Karzai's most important backer, the United States, did not criticize the move but NATO coalition member Canada expressed concern it could weaken the watchdog and imperil the credibility of the parliamentary elections.
A strong and independent ECC is vital for the future of a democratic Afghanistan, and any efforts to weaken this body are disturbing, Canadian Foreign Minister Lawrence Cannon said in a statement.
This is a blow to the process of universal, fair and free elections, Afghan opposition lawmaker Fawziya Koufi said. We knew that he would do this even before we went on leave. Karzai plays his plots this way.
Free and fair elections are part of a Western strategy to return the nation to stability, while a NATO-led military operation battles a renewed Taliban insurgency with the aim of returning all of Afghanistan to the Karzai-led government.
On Tuesday, Karzai's spokesman, Siamak Herawi, said the Afghan government had long wanted to Afghanise the electoral process. He said parliament could not overturn the law, since Karzai signed it into effect when the legislature was in recess.
Once a darling of the West, Karzai has been under fire from Western states over poor governance and for failing to clamp down on corruption and the illegal drugs industry, both of which are seen to be feeding the Taliban-led insurgency.
Opponents criticized the national elections body for failing to halt last year's fraud, which the ECC documented before throwing out nearly a million votes.

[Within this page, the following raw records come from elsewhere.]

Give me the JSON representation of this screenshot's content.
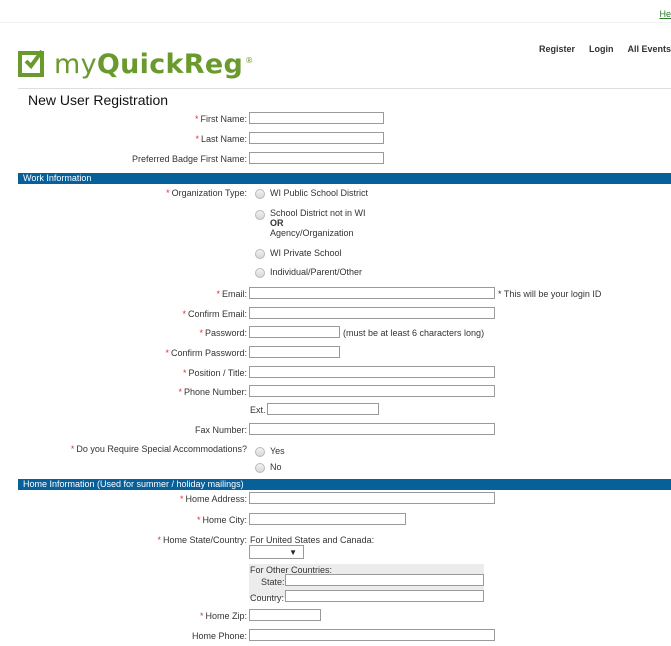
{
  "top": {
    "link": "He"
  },
  "brand": {
    "logo_my": "my",
    "logo_quick": "QuickReg",
    "tm": "®"
  },
  "nav": {
    "register": "Register",
    "login": "Login",
    "all_events": "All Events"
  },
  "page": {
    "title": "New User Registration"
  },
  "fields": {
    "first_name": "First Name:",
    "last_name": "Last Name:",
    "badge_name": "Preferred Badge First Name:",
    "org_type": "Organization Type:",
    "email": "Email:",
    "email_note": "* This will be your login ID",
    "confirm_email": "Confirm Email:",
    "password": "Password:",
    "password_note": "(must be at least 6 characters long)",
    "confirm_password": "Confirm Password:",
    "position": "Position / Title:",
    "phone": "Phone Number:",
    "ext": "Ext.",
    "fax": "Fax Number:",
    "special": "Do you Require Special Accommodations?",
    "home_address": "Home Address:",
    "home_city": "Home City:",
    "home_state": "Home State/Country:",
    "us_canada": "For United States and Canada:",
    "other_countries": "For Other Countries:",
    "state": "State:",
    "country": "Country:",
    "home_zip": "Home Zip:",
    "home_phone": "Home Phone:"
  },
  "sections": {
    "work": "Work Information",
    "home": "Home Information (Used for summer / holiday mailings)"
  },
  "org_options": {
    "o1": "WI Public School District",
    "o2_line1": "School District not in WI",
    "o2_line2": "OR",
    "o2_line3": "Agency/Organization",
    "o3": "WI Private School",
    "o4": "Individual/Parent/Other"
  },
  "special_options": {
    "yes": "Yes",
    "no": "No"
  },
  "required_mark": "*",
  "select_arrow": "▼"
}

That left Karzai faced with a runoff until his opponent pulled out.
Karzai has secured the support of regional power brokers belonging to various ethnic groups and won the presidential poll last year by giving them positions in the government, analysts say.
Donor nations provided security and more than $230 million dollars for the poll last year. The United Nations is holding tens of millions of dollars earmarked for this year's vote, with diplomats saying they will not release the money without reforms.